Magazine Journal intime

Episode#6

Publié le 14 août 2017 par Lesenquetesdantoinette

ujourd'hui, c'est jour de lessive et rétrospective d'enquête. De retour dans mon appartement, je passe en revue les deux derniers mois. Cinq clients et cinq affaires plus bizarres les unes que les autres. Un tournant s'annonce dans ma toute jeune carrière.

Eh oui, j'ai décidé de réserver la solution de mes enquêtes aux seuls " Antoinautes ". On ne peut faire confiance à personne aujourd'hui. Et comme j'ignore où tout cette histoire va nous mener... Il n'est pas trop tard pour nous rejoindre. Un simple examen de personnalité permettra d'accéder à la communauté des Antoinautes. Je lis très bien la personnalité dans l'adresse mail et le prénom.

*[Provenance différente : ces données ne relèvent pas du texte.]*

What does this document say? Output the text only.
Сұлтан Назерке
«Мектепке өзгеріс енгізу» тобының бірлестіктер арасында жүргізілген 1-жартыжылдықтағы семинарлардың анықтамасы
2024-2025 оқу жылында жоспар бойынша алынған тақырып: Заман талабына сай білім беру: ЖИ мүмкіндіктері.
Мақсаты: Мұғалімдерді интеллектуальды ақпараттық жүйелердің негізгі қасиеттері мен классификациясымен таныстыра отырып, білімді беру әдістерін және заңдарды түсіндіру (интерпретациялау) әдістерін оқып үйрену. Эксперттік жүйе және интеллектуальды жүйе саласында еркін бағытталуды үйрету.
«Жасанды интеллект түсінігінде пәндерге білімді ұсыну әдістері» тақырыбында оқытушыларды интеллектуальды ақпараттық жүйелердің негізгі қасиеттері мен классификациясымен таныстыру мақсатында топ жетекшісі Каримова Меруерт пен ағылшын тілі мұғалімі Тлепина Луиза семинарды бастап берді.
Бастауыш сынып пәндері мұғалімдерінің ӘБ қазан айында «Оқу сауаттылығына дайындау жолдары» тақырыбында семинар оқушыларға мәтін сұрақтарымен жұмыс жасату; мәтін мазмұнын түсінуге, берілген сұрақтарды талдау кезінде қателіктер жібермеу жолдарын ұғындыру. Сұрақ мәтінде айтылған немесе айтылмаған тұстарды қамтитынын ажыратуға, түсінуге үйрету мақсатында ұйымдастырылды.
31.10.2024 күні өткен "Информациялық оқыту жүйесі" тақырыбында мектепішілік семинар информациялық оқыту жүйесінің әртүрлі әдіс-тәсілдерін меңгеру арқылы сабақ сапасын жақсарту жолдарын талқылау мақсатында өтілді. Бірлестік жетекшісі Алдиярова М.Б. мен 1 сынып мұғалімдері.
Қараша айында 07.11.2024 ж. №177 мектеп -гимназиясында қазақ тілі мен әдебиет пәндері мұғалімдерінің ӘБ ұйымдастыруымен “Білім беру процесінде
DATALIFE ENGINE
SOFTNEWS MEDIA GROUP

- Recevez la solution de l'enquête en cours par mail.

- Disposez d'un espace abonné. Vous et vous seul accéderez aux solutions des enquêtes répertoriées dans cet espace.

- Devenez le destinataire privilégié de bonus et de surprises.

- Bénéficiez d'une inscription systématique aux concours.

De retour du Havre de paix à La Marre, j'ai envie de faire le point sur mes dernières aventures. Après une bonne nuit de sommeil, je me réveille l'esprit englué par la journée de trajet.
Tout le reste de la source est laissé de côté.